In traditioneller Tracht ging es gestern für viele Bayern zur Landtagswahl. Foto: dpa

Das Hauptbeben sandte seine Vorbeben voraus. Schon zwei Stunden vor Schließung der Wahllokale verbreitete sich im Münchener Maximilianeum, dem Sitz des bayerischen Landtages, das Gerücht, dass die regierende CSU ganz fürchterlich abstürzen werde. Als dann um 18 Uhr die Prognose verbreitet wurde, machte sich dennoch ungläubiges Staunen breit: die CSU bei nur noch 43 Prozent. "Das ist der größte anzunehmende Unfall", sagte JU-Chef Stefan Müller, der sich als einer der wenigen CSU-Politiker zu diesem Zeitpunkt aus der Deckung wagte.

Politikwissenschaftler Heinrich Oberreuter machte die historischen Dimensionen des 28. September 2008 in der jüngeren Geschichte des Freistaats Bayern deutlich: Für die CSU sei ein Zustand erreicht, als hätte es Franz Josef Strauß und Edmund Stoiber nicht gegeben. 40 Minuten nach dem ersten Schock trat ein sichtlich gezaustes CSU-Führungstandem erstmals vor die Kameras und versuchte, den Deckel auf dem zu dieser Zeit längst brodelnden CSU-Vulkan zu halten. Das Wahlergebnis, versuchte Parteichef Erwin Huber eine Teilentlastung, sei die Folge von Ereignissen, "die sich über fünf Jahre erstrecken". Seine eigene Partei warnte der Chef vor "überstürzten voreiligen Beschlüssen". Über seine eigene Zukunft verlor er kein Wort.

Anders Ministerpräsident Günther Beckstein, der noch vor wenigen Tagen in einem Interview zu Protokoll gegeben hatte, er wolle nicht Chef einer Koalitionsregierung sein. "Ich stehe für eine Koalitionsregierung zur Verfügung", sagte der Nürnberger unmissverständlich. In diesen "sauren Apfel" werde die CSU wohl beißen müssen.

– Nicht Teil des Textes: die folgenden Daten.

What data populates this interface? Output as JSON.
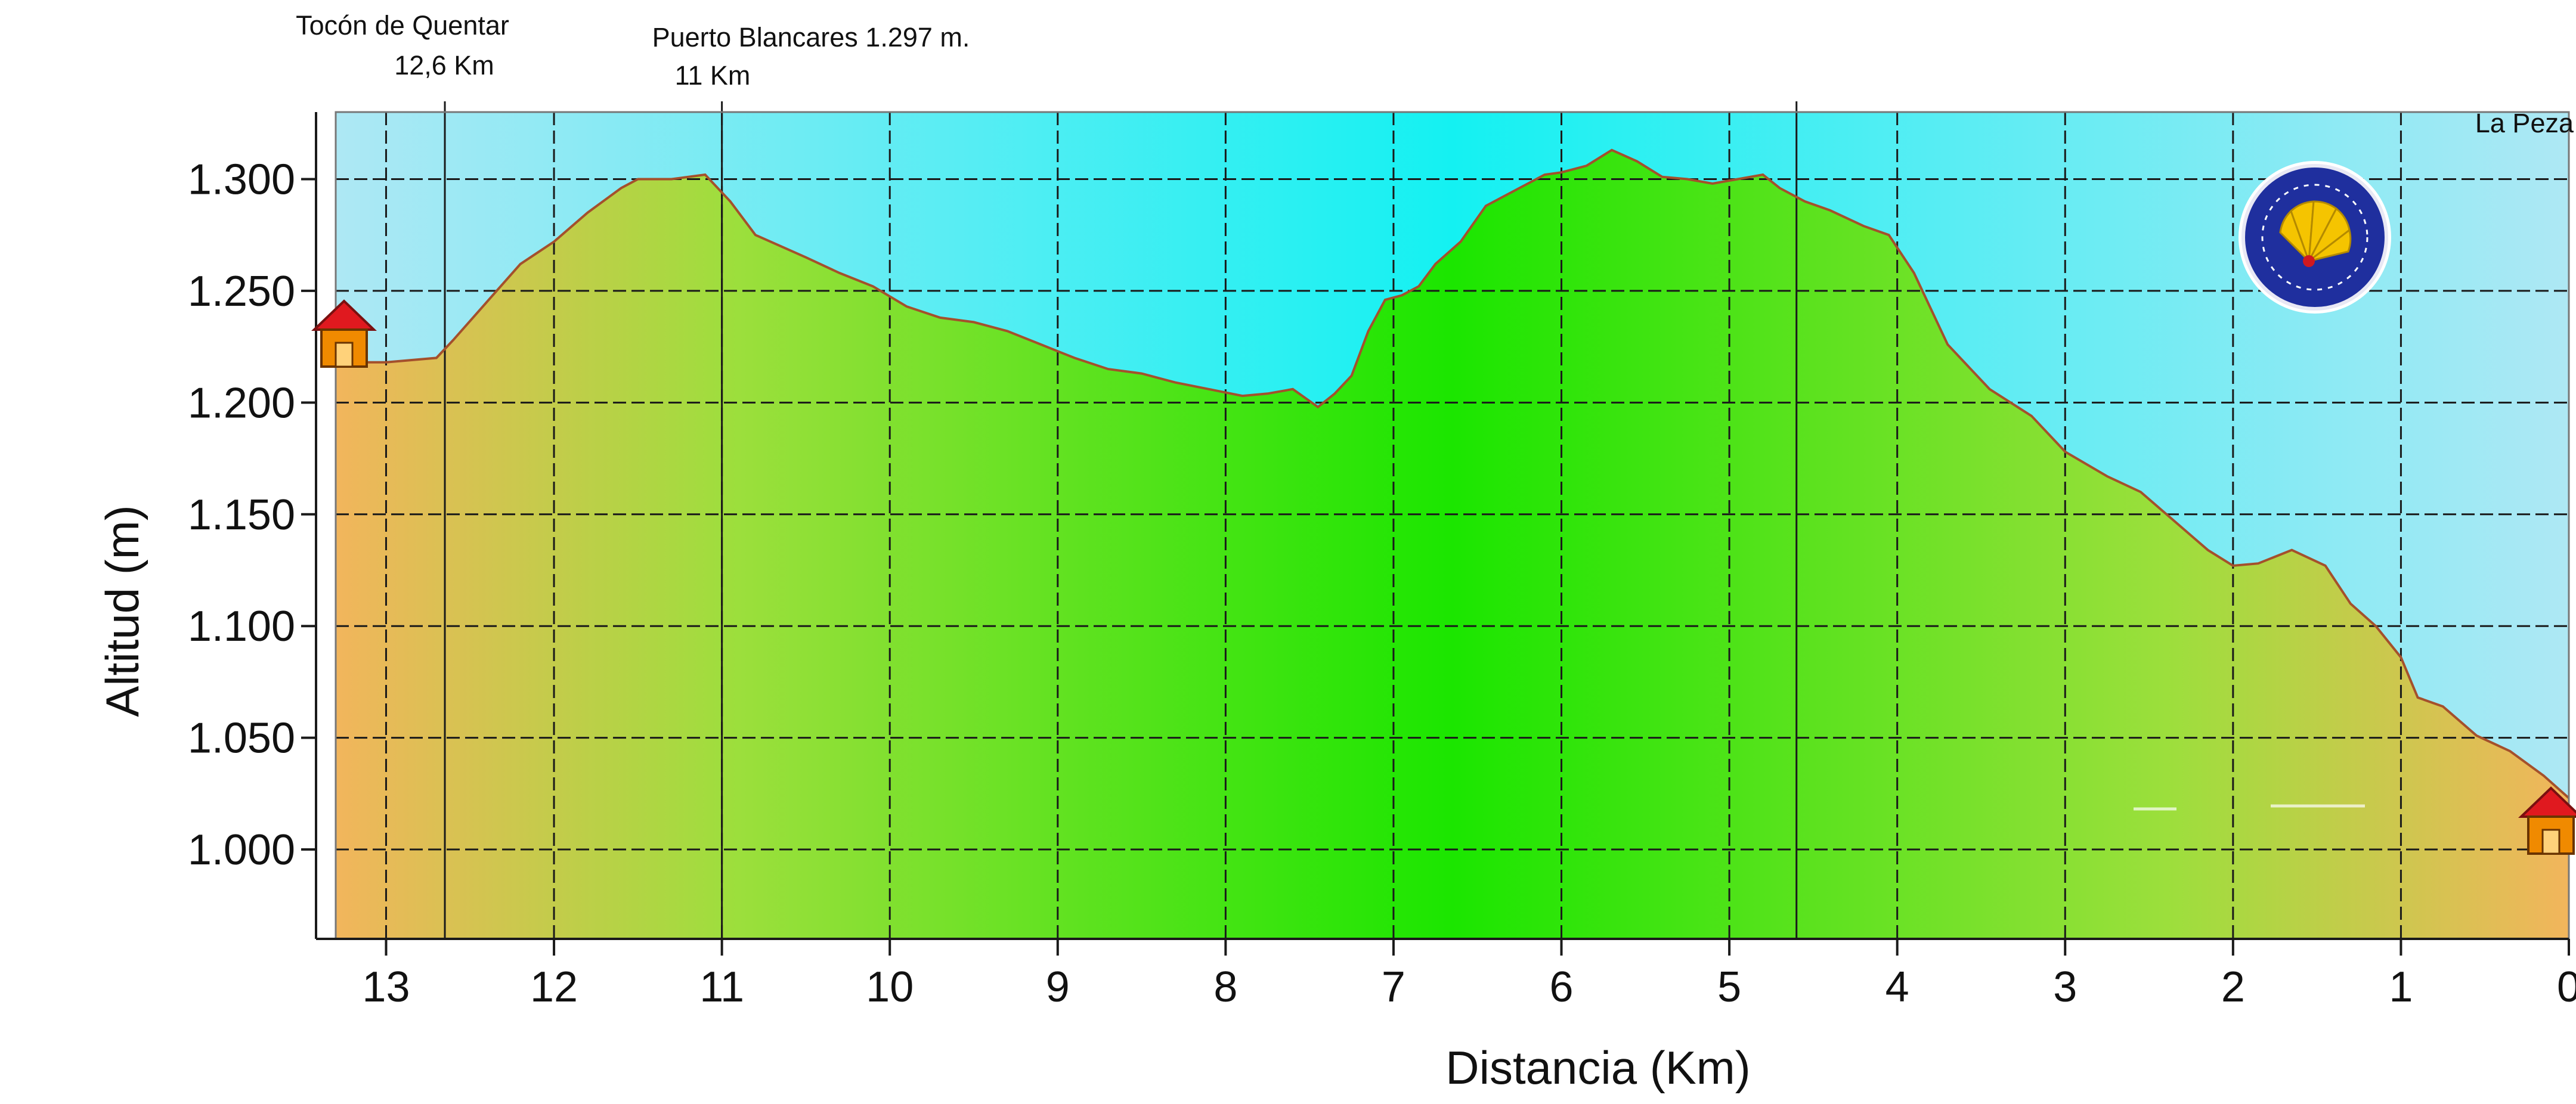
{
  "colors": {
    "sky_top": "#aee8f4",
    "sky_mid": "#14f1f2",
    "ground_edge": "#f2b55c",
    "ground_mid": "#1be600",
    "profile_line": "#a4502c",
    "grid": "#1a1a1a",
    "house_roof": "#e0191f",
    "house_body": "#f08a00",
    "badge_bg": "#1f2f9e",
    "badge_shell": "#f5c400"
  },
  "icons": [
    "house-icon-start",
    "house-icon-end",
    "camino-shell-badge-icon"
  ],
  "chart_data": {
    "type": "area",
    "title": "",
    "xlabel": "Distancia (Km)",
    "ylabel": "Altitud (m)",
    "x_reversed": true,
    "xlim": [
      13.3,
      0
    ],
    "ylim": [
      960,
      1330
    ],
    "x_ticks": [
      13,
      12,
      11,
      10,
      9,
      8,
      7,
      6,
      5,
      4,
      3,
      2,
      1,
      0
    ],
    "x_tick_labels": [
      "13",
      "12",
      "11",
      "10",
      "9",
      "8",
      "7",
      "6",
      "5",
      "4",
      "3",
      "2",
      "1",
      "0"
    ],
    "y_ticks": [
      1000,
      1050,
      1100,
      1150,
      1200,
      1250,
      1300
    ],
    "y_tick_labels": [
      "1.000",
      "1.050",
      "1.100",
      "1.150",
      "1.200",
      "1.250",
      "1.300"
    ],
    "grid": true,
    "series": [
      {
        "x": [
          13.3,
          13.0,
          12.7,
          12.6,
          12.4,
          12.2,
          12.0,
          11.8,
          11.6,
          11.5,
          11.3,
          11.1,
          10.95,
          10.8,
          10.5,
          10.3,
          10.1,
          9.9,
          9.7,
          9.5,
          9.3,
          9.1,
          8.9,
          8.7,
          8.5,
          8.3,
          8.1,
          7.9,
          7.75,
          7.6,
          7.45,
          7.35,
          7.25,
          7.15,
          7.05,
          6.95,
          6.85,
          6.75,
          6.6,
          6.45,
          6.35,
          6.2,
          6.1,
          6.0,
          5.85,
          5.7,
          5.55,
          5.4,
          5.25,
          5.1,
          4.95,
          4.8,
          4.7,
          4.55,
          4.4,
          4.2,
          4.05,
          3.9,
          3.7,
          3.45,
          3.2,
          3.0,
          2.75,
          2.55,
          2.35,
          2.15,
          2.0,
          1.85,
          1.65,
          1.45,
          1.3,
          1.15,
          1.0,
          0.9,
          0.75,
          0.55,
          0.35,
          0.15,
          0.0
        ],
        "y": [
          1218,
          1218,
          1220,
          1228,
          1245,
          1262,
          1272,
          1285,
          1296,
          1300,
          1300,
          1302,
          1290,
          1275,
          1265,
          1258,
          1252,
          1243,
          1238,
          1236,
          1232,
          1226,
          1220,
          1215,
          1213,
          1209,
          1206,
          1203,
          1204,
          1206,
          1198,
          1204,
          1212,
          1232,
          1246,
          1248,
          1252,
          1262,
          1272,
          1288,
          1292,
          1298,
          1302,
          1303,
          1306,
          1313,
          1308,
          1301,
          1300,
          1298,
          1300,
          1302,
          1296,
          1290,
          1286,
          1279,
          1275,
          1258,
          1226,
          1206,
          1194,
          1178,
          1167,
          1160,
          1147,
          1134,
          1127,
          1128,
          1134,
          1127,
          1110,
          1100,
          1086,
          1068,
          1064,
          1051,
          1044,
          1033,
          1023
        ]
      }
    ],
    "annotations": [
      {
        "line1": "Tocón de Quentar",
        "line2": "12,6 Km",
        "x": 12.65
      },
      {
        "line1": "Puerto Blancares 1.297 m.",
        "line2": "11 Km",
        "x": 11.0
      },
      {
        "line1": "La Peza",
        "line2": "",
        "x": 0.0
      },
      {
        "line1": "",
        "line2": "",
        "x": 4.6
      }
    ]
  }
}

Die SPD, auch das machte Beckstein deutlich, ist dabei keineswegs sein Wunschpartner. Niemand könne aus den nochmaligen Verlusten für die Sozialdemokraten, die an der 19-Prozent-Grenze lagen, einen Regierungsauftrag ableiten. Genau das aber tat SPD-Spitzenkandidat Franz Maget. Eine Stunde nach Schließung der Wahllokale lud er die Grünen und die neuen Fraktionen der Freien Wähler und der FDP zu einem "Neuanfang", also zu einer Regierungsbildung ohne die CSU ein. Und richtete an FDP und Freie Wähler die Aufforderung, der CSU nicht die Hand zum Weiterregieren zu reichen.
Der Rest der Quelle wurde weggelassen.